Regression on Python (part 1)
import pandas as pd
import numpy as np
import matplotlib.pyplot as plt
Here are the data used:
path = 'https://s3-api.us-geo.objectstorage.softlayer.net/cf-courses-data/CognitiveClass/DA0101EN/automobileEDA.csv'
df = pd.read_csv(path)
df.head()
SIMPLE LINEAR REGRESSION
from sklearn.linear_model import LinearRegression
#create the linear regression object
lm = LinearRegression()
#highway-mpg for predict price
X = df[['highway-mpg']]
Y = df[['price']]
lm.fit(X,Y)
#predict for first 5 raw of the table
lm.predict(X[0:5])
#value of intercept and coefficient
lm.intercept_
lm.coef_
MULTIPLE LINEAR REGRESSION
Z = df[['horsepower', 'curb-weight', 'engine-size', 'highway-mpg']]
lm.fit(Z, df['price'])
MODEL EVALUATION USING VISUALIZATION
import seaborn as sns
Simple linear regression
width = 12
height = 10
plt.figure(figsize=(width, height))
sns.regplot(x="highway-mpg", y="price", data=df)
plt.ylim(0,) #y axis starts from 0
Is more correlated with price "peak-rpm" or "highway-mpg"?
df[["peak-rpm","highway-mpg","price"]].corr()
highway-mpg is more correlated:
Residual Plot it's a graph that shows the residuals on the vertical y-axis and the independent variable on the horizontal x-axis.
We can see from this residual plot that the residuals are not randomly spread around the x-axis, which leads us to believe that maybe a non-linear model is more appropriate for this data.
width = 12
height = 10
plt.figure(figsize=(width, height))
sns.residplot(df['highway-mpg'], df['price'])
plt.show()
Multiple linear regression
#distribution plot: fitted values vs actual values
Y_hat = lm.predict(Z) #make the prediction
plt.figure(figsize=(width, height))
ax1 = sns.distplot(df['price'], hist=False, color="r", label="Actual Value")
sns.distplot(Y_hat, hist=False, color="b", label="Fitted Values" , ax=ax1)
plt.title('Actual vs Fitted Values for Price')
plt.xlabel('Price (in dollars)')
plt.ylabel('Proportion of Cars')
plt.show()
plt.close()
Fitted reasonable close to actual, but there is space for improvement
POLYNOMIAL REGRESSION
Function for plotting the data:
def PlotPolly(model, independent_variable, dependent_variabble, Name):
x_new = np.linspace(15, 55, 100)
y_new = model(x_new)
plt.plot(independent_variable, dependent_variabble, '.', x_new, y_new, '-')

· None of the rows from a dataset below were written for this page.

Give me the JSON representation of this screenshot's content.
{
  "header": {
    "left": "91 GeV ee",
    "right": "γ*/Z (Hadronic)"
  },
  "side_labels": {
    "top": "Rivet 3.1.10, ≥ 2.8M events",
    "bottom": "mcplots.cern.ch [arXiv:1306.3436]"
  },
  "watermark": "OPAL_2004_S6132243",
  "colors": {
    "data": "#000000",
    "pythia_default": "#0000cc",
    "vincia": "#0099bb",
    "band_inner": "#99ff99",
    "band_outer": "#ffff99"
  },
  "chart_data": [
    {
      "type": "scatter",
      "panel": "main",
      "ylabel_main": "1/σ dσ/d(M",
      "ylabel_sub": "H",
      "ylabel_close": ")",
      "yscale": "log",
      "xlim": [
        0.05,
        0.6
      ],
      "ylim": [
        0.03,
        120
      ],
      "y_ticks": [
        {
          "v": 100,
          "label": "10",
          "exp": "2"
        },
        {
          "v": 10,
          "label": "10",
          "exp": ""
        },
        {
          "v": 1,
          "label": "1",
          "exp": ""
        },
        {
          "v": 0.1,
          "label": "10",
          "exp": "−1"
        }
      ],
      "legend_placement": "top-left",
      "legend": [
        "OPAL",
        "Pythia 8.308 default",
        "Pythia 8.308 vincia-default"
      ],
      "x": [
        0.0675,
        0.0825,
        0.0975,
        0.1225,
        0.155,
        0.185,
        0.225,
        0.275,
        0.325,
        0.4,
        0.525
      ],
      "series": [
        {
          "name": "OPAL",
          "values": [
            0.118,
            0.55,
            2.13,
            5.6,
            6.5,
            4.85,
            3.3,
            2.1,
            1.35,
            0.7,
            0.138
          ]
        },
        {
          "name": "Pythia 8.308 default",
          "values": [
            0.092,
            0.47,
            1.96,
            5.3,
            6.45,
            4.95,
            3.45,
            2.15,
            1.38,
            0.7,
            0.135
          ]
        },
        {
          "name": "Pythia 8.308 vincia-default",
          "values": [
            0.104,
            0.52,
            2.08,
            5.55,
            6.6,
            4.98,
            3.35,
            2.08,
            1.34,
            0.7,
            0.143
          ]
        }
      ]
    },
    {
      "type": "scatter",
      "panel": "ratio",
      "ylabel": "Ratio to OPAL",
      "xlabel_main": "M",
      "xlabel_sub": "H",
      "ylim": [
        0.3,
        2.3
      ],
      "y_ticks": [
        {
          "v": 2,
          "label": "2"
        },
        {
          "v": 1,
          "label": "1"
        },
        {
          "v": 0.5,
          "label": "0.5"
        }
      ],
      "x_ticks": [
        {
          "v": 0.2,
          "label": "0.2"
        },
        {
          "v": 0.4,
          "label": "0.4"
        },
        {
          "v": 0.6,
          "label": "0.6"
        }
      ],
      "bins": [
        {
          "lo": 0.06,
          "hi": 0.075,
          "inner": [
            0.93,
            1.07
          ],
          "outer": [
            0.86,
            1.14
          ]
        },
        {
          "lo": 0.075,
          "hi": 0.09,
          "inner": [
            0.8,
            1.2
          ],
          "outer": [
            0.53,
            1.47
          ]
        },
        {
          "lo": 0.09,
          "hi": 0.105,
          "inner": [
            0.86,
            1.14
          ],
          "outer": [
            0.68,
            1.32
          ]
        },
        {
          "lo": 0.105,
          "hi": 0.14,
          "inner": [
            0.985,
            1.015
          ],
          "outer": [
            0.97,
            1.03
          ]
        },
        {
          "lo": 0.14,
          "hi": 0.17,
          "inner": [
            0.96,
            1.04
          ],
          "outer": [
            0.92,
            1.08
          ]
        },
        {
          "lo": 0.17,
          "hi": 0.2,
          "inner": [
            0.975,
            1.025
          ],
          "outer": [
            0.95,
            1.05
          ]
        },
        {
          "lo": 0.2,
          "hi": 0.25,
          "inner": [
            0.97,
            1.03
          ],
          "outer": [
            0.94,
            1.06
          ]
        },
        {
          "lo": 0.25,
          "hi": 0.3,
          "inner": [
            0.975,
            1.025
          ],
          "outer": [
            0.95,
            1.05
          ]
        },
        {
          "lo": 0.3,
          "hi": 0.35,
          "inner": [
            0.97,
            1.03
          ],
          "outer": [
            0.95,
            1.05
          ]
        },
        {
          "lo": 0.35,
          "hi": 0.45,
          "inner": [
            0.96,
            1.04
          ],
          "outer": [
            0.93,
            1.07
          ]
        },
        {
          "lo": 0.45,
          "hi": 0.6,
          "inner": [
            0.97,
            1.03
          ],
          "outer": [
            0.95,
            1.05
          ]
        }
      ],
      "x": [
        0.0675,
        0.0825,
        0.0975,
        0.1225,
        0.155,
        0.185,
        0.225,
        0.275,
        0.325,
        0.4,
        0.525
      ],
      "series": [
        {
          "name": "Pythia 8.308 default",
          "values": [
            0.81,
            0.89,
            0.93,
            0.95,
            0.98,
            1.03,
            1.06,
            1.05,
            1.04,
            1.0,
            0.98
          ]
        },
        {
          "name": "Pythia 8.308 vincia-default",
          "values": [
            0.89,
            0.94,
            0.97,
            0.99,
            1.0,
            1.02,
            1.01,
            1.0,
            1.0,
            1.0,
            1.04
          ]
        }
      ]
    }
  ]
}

plt.title('Polynomial Fit with Matplotlib for Price ~ Length')
ax = plt.gca()
ax.set_facecolor((0.898, 0.898, 0.898))
fig = plt.gcf()
plt.xlabel(Name)
plt.ylabel('Price of Cars')
plt.show()
plt.close()
#variables
x = df['highway-mpg']
y = df['price']
Here we use a polynomial of the 3rd order (cubic):
f = np.polyfit(x, y, 3)
p = np.poly1d(f)
print(p)
PlotPolly(p, x, y, 'highway-mpg')
#coefficients
np.polyfit(x, y, 3) # y = a + b1X + b2X² + b3X³
Multivariate Polynomial function: with four X variables we will have 15 coefficient
from sklearn.preprocessing import PolynomialFeatures
pr=PolynomialFeatures(degree=2)
pr
Z_pr=pr.fit_transform(Z)
Z.shape #The original data is of 201 samples and 4 features
Z_pr.shape #after the transformation, there 201 samples and 15 features
MEASURES FOR IN-SAMPLE EVALUATION
Simple linear regression:
lm.fit(X, Y) #highway_mpg_fit
lm.score(X, Y)
R^2: 0.4965911884339176
Yhat=lm.predict(X) #predictions
from sklearn.metrics import mean_squared_error
mean_squared_error(df['price'], Yhat)
MSE: 31635042.944639888
Multiple linear regression:
lm.fit(Z, df['price']) #fit the model
lm.score(Z, df['price'])
R^2: 0.8093562806577457
Y_predict_multifit = lm.predict(Z) #predictions
mean_squared_error(df['price'], Y_predict_multifit)
MSE: 11980366.87072649
Polynomial linear regression:
from sklearn.metrics import r2_score #we use a different function
r2_score(y, p(x))
R^2: 0.674194666390652
mean_squared_error(df['price'], p(x))
MSE: 20474146.426361218
Comparing these three models, we conclude that the MLR model is the best model to be able to predict price from our dataset.